Oregon, une université qui n’est réapparue aux sommets du sport universitaire que depuis 10-20 ans grâce à l’apport financier d’un certain Phil Knight, co-fondateur de Nike.

Attention, la Côte Ouest n’est pas étrangère aux sports universitaires, loin de là. Personne ne pouvait résister à UCLA lors des années 1960 et 1970 en basketball, derrière le légendaire head coach John Wooden, qui a apporté 10 des 11 titres nationaux des Bruins. USC est également une des équipes qui a largement popularisé le football universitaire lors de la première partie du siècle dernier ; sans oublier le Rose Bowl Game, premier vrai événement de ce sport, qui se déroule en banlieue de Los Angeles depuis 1902.

Los Angeles joue les premiers rôles du sport universitaire depuis les débuts de la ligue universitaire (la Baie de San Francisco en second plan, avec Stanford et California). Mais l’ouverture vers le Nord-Ouest est une nouvelle donne.

Route de l’Oregon Trail original (Crédit photo : Ezra Meeker, University of Texas Libraries)

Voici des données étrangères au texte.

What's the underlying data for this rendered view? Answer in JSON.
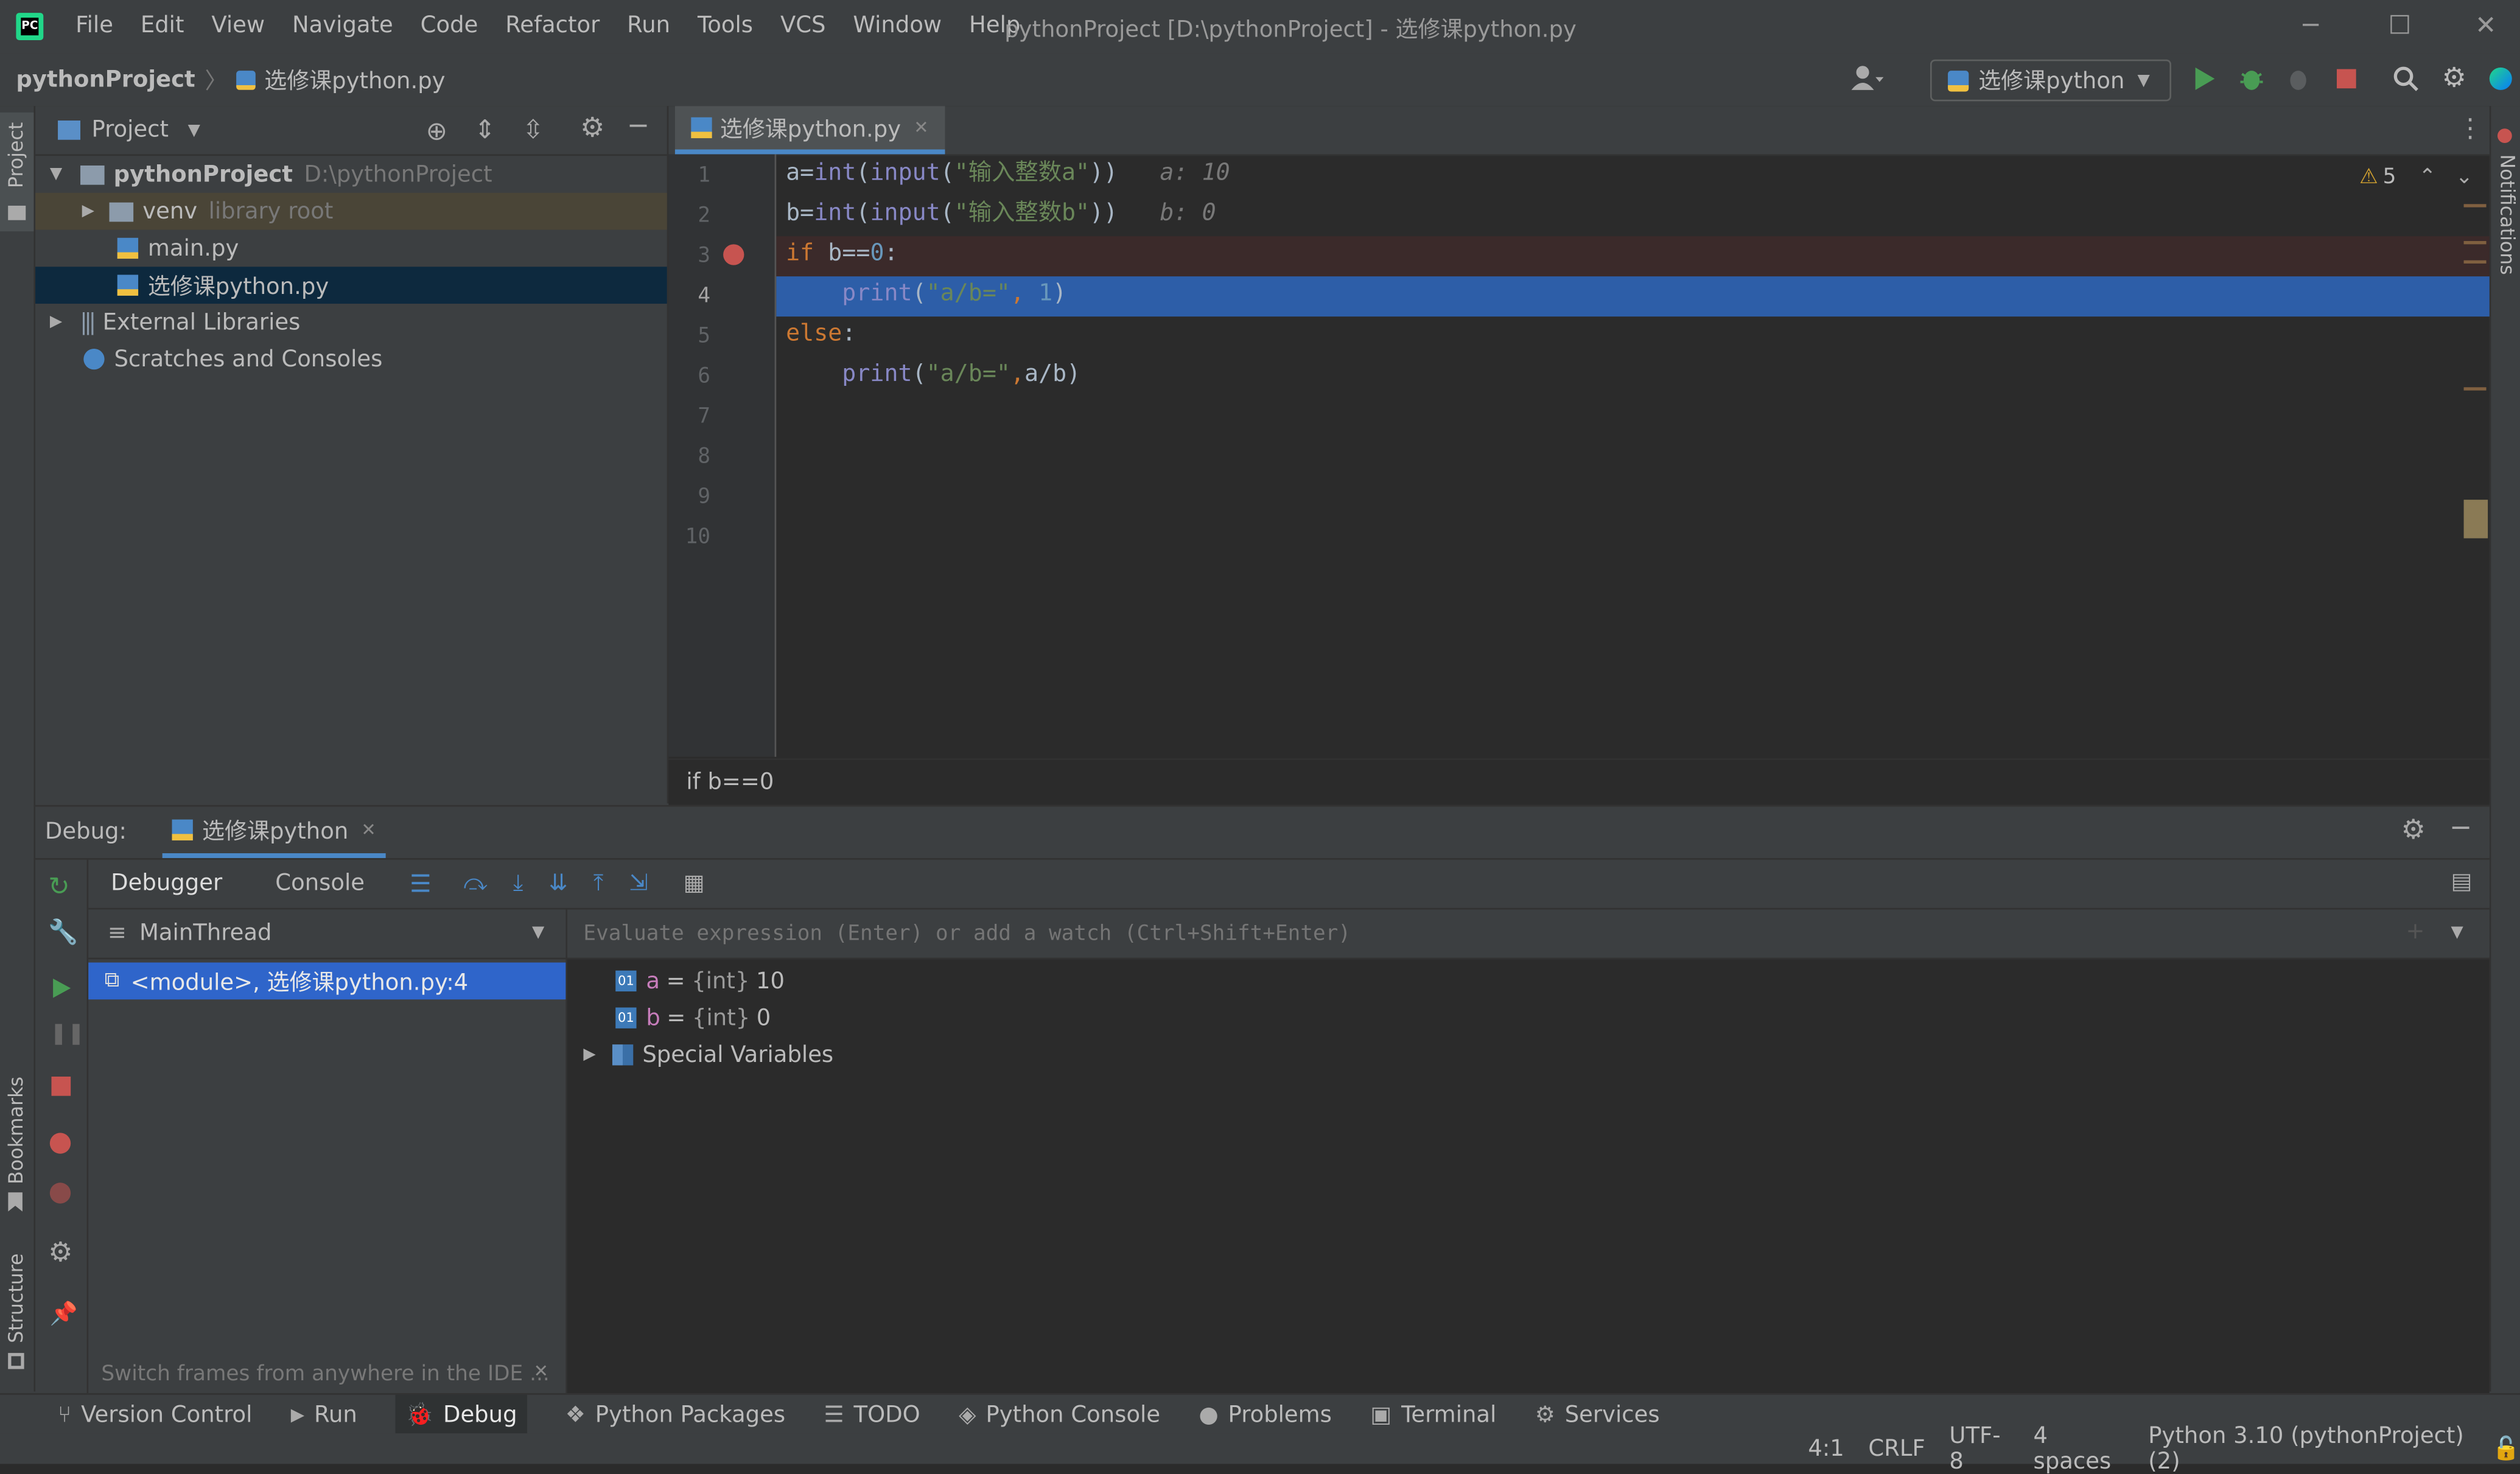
{
  "menu": [
    "File",
    "Edit",
    "View",
    "Navigate",
    "Code",
    "Refactor",
    "Run",
    "Tools",
    "VCS",
    "Window",
    "Help"
  ],
  "window_title": "pythonProject [D:\\pythonProject] - 选修课python.py",
  "nav": {
    "project": "pythonProject",
    "file": "选修课python.py",
    "run_config": "选修课python"
  },
  "left_stripe": {
    "project": "Project",
    "bookmarks": "Bookmarks",
    "structure": "Structure"
  },
  "right_stripe": {
    "notifications": "Notifications"
  },
  "project_panel": {
    "title": "Project",
    "tree": {
      "root": {
        "name": "pythonProject",
        "path": "D:\\pythonProject"
      },
      "venv": {
        "name": "venv",
        "note": "library root"
      },
      "file1": "main.py",
      "file2": "选修课python.py",
      "ext_libs": "External Libraries",
      "scratches": "Scratches and Consoles"
    }
  },
  "editor": {
    "tab": "选修课python.py",
    "warnings": "5",
    "line_numbers": [
      "1",
      "2",
      "3",
      "4",
      "5",
      "6",
      "7",
      "8",
      "9",
      "10"
    ],
    "code": {
      "l1": {
        "a1": "a",
        "a2": "=",
        "f": "int",
        "p1": "(",
        "g": "input",
        "p2": "(",
        "s": "\"输入整数a\"",
        "p3": "))",
        "hint": "a: 10"
      },
      "l2": {
        "a1": "b",
        "a2": "=",
        "f": "int",
        "p1": "(",
        "g": "input",
        "p2": "(",
        "s": "\"输入整数b\"",
        "p3": "))",
        "hint": "b: 0"
      },
      "l3": {
        "kw": "if",
        "t1": " b",
        "op": "==",
        "n": "0",
        "t2": ":"
      },
      "l4": {
        "ind": "    ",
        "f": "print",
        "p1": "(",
        "s": "\"a/b=\"",
        "c": ", ",
        "n": "1",
        "p2": ")"
      },
      "l5": {
        "kw": "else",
        "t": ":"
      },
      "l6": {
        "ind": "    ",
        "f": "print",
        "p1": "(",
        "s": "\"a/b=\"",
        "c": ",",
        "e": "a/b",
        "p2": ")"
      }
    },
    "breadcrumb": "if b==0"
  },
  "debug": {
    "label": "Debug:",
    "tab": "选修课python",
    "sub_tabs": [
      "Debugger",
      "Console"
    ],
    "thread": "MainThread",
    "eval_placeholder": "Evaluate expression (Enter) or add a watch (Ctrl+Shift+Enter)",
    "frame": "<module>, 选修课python.py:4",
    "vars": [
      {
        "name": "a",
        "type": "{int}",
        "value": "10"
      },
      {
        "name": "b",
        "type": "{int}",
        "value": "0"
      }
    ],
    "special": "Special Variables",
    "hint": "Switch frames from anywhere in the IDE ..."
  },
  "bottom_tools": [
    "Version Control",
    "Run",
    "Debug",
    "Python Packages",
    "TODO",
    "Python Console",
    "Problems",
    "Terminal",
    "Services"
  ],
  "status": {
    "pos": "4:1",
    "eol": "CRLF",
    "enc": "UTF-8",
    "indent": "4 spaces",
    "interpreter": "Python 3.10 (pythonProject) (2)"
  },
  "colors": {
    "accent": "#4a88c7",
    "selection": "#2d5ea8",
    "breakpoint_line": "#3b2a2a",
    "breakpoint": "#c75450",
    "run_green": "#499c54"
  }
}
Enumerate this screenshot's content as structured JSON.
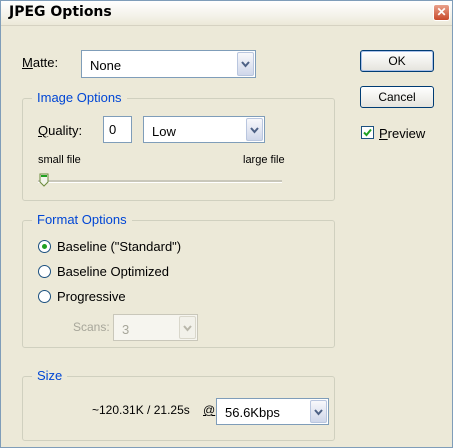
{
  "window": {
    "title": "JPEG Options"
  },
  "matte": {
    "label_prefix": "",
    "label_u": "M",
    "label_rest": "atte:",
    "value": "None"
  },
  "buttons": {
    "ok": "OK",
    "cancel": "Cancel"
  },
  "preview": {
    "checked": true,
    "label_u": "P",
    "label_rest": "review"
  },
  "image_options": {
    "legend": "Image Options",
    "quality_label_u": "Q",
    "quality_label_rest": "uality:",
    "quality_value": "0",
    "quality_preset": "Low",
    "small_file": "small file",
    "large_file": "large file",
    "slider_level": 0
  },
  "format_options": {
    "legend": "Format Options",
    "options": [
      {
        "label": "Baseline (\"Standard\")",
        "selected": true
      },
      {
        "label": "Baseline Optimized",
        "selected": false
      },
      {
        "label": "Progressive",
        "selected": false
      }
    ],
    "scans_label": "Scans:",
    "scans_value": "3"
  },
  "size": {
    "legend": "Size",
    "estimate": "~120.31K / 21.25s",
    "at_symbol": "@",
    "speed": "56.6Kbps"
  }
}
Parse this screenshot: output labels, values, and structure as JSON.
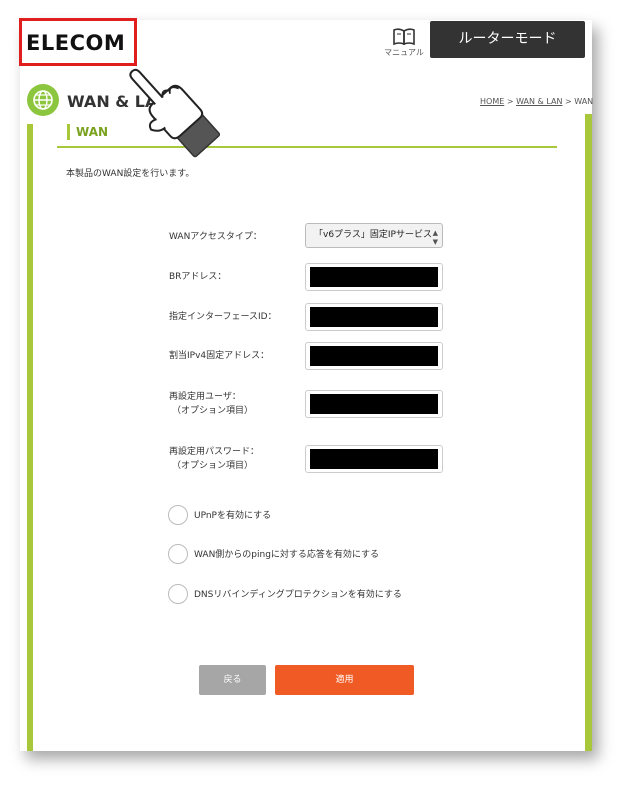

Le célèbre “Oregon Trail” dirigé par Lewis et Clarke au tout début de la ruée vers le Far West. Le “California Trail” à la recherche des mines d’or de la Sierra Nevada. L’inégalable “Pacific Coast Highway“, un fil de goudron s’étirant des frontières mexicaines de San Diego jusqu’aux contrées canadiennes de Seattle.

Tant d’événements de l’expansion vers de nouveaux horizons que l’on pourrait transposer aujourd’hui au basketball universitaire.

Depuis le début de l’ère moderne du sport en 1986, année de l’introduction de la ligne de tir à 3-point et de l’horloge des 45 secondes (aujourd’hui réduite à 30 secondes), le constat est assez parlant : les célèbres Runnin’ Rebels de UNLV restent à ce jour la seule équipe issue des mid-majors à avoir remporté le titre de champion national en 1990.

(N.B. : précisons que le roster de UNLV, cette année-là, était digne d’un effectif professionnel (Larry Johnson, Greg Anthony et Stacey Augmon), afin de mettre l’exploit dans son contexte)

Gonzaga peut rejoindre les Runnin’ Rebels dans l’histoire avec une victoire finale au Final Four.

Les Bulldogs n’arrivent pas de nulle part, loin de là. Ils participent actuellement à leur 19e March Madness consécutives, et le head coach actuel, Mark Few, n’a jamais manqué la “grande danse” avec les “Zags” depuis 1999. L’Elite 8 s’est longtemps refusé à lui (2015 et désormais 2017) et le Final Four a finalement ouvert ses portes aux pensionnaires de la West Coast Conférence cette année.

(Crédit photo : Kyle Terada, USA TODAY Sports)

Un vent frais souffle la planète du basketball universitaire. Au côté de North Carolina, trois équipes issues d’un terrain inexploré par la balle orange se retrouvent à jouer les premiers rôles et peuvent s’adjuger la plus grande compétition universitaire.

Gonzaga et South Carolina sont à deux victoires d’écrire leur nom sur une nouvelle page de la riche histoire du basketball. Oregon peut (enfin) réellement affirmer la nouvelle puissance de la conférence Pac-12, et plus généralement de la Côte Ouest dans son ensemble, au-delà de la baie des Anges.

Ou bien, aussi paradoxalement que cela puisse paraitre, North Carolina a la possibilité de montrer que les bluebloods restent une valeur inaltérable, une puissance indétronable des parquets.

La dernière décennie a connu un déroulement relativement identique à chaque édition de la March Madness : les universités historiques au sommet de la hiérarchie avec un challenger inédit apparaissant au Final Four (Wichita State en 2013, VCU en 2011, Butler en 2010, Memphis en 2008, George Mason en 2006, Illinois en 2005).

Vous pouvez désormais ajouter Gonzaga, South Carolina et Oregon à cette liste. Trois d’un coup.